Afterward, we transformed our qualitative variables into quantitative ones (in the form of a boolean) using a user-created function transform.
Then, we dropped all of the null values in our dataset; additionally, the transform function made our booleans floats, so we converted them into ints.
We double-checked that there were no duplicates or null values left.
We then performed bivariate analysis to determine what features should be used in the model. We did this by comparing each column (feature) with the label (Churn Value) with the Linear Regression Test for Significance. From that, we found that we could drop these columns:
- Monthly Charges
- Gender
- Phone Service
- Multiple Lines
We then used train/test from sci-kit learn to split our dataset into a test set and a training set. Our test size is 20% of the dataset, and the random_state was 42.
Analysis:
We then used the training and test data to create a Logistic Classifier that would predict whether customers would churn or not.

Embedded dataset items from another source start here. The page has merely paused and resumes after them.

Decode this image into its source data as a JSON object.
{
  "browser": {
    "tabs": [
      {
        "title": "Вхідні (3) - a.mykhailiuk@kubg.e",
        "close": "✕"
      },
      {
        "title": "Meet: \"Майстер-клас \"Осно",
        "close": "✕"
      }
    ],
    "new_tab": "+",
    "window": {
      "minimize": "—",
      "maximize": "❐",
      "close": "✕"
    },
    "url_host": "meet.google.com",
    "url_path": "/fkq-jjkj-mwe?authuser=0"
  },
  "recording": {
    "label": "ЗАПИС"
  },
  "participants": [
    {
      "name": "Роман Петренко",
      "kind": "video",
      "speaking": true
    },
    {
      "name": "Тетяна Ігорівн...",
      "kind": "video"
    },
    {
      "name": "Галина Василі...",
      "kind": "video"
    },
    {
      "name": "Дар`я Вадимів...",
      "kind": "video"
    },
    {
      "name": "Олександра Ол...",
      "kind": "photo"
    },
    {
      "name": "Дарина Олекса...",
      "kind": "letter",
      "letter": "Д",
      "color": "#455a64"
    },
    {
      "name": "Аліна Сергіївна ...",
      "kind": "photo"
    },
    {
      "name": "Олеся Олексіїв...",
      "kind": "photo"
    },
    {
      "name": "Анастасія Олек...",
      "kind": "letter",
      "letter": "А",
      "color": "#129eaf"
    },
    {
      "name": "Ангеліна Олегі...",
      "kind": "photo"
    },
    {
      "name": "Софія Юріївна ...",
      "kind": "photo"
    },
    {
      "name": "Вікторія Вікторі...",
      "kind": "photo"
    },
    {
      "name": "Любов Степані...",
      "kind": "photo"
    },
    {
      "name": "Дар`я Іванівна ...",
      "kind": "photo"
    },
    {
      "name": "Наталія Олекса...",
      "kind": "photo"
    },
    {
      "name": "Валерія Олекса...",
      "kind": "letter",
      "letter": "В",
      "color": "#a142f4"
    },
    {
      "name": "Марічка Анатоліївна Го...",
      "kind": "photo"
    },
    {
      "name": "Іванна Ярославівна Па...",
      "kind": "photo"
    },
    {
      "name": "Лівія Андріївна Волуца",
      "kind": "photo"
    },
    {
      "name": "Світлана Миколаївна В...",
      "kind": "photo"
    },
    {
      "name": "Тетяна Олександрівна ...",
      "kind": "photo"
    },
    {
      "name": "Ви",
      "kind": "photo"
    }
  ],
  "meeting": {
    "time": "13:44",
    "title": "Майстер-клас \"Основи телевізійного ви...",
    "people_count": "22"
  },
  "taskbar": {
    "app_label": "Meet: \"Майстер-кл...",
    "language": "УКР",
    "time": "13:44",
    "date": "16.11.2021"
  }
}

We got the accuracy, precision, recall, and F1 score of our classifier: 76%, .62, .68, and .65 respectively.
We had an AUC of about .73, meaning that our model could somewhat distinguish positive cases from negative cases. We created a confusion matrix, and we got 520 TN, 214 TP, 129 FN, and 102 FP.
Using LIME on a random datapoint in our test set, we could see which features led the classifier to predict whether a customer would churn or not. For this specific example, the features that led the model to predict that a customer would churn were:
- Tenure Months
- Dependents
- Internet Service
- Online Security
- Tech Support
- Contract
- Online Backup
- Streaming Movies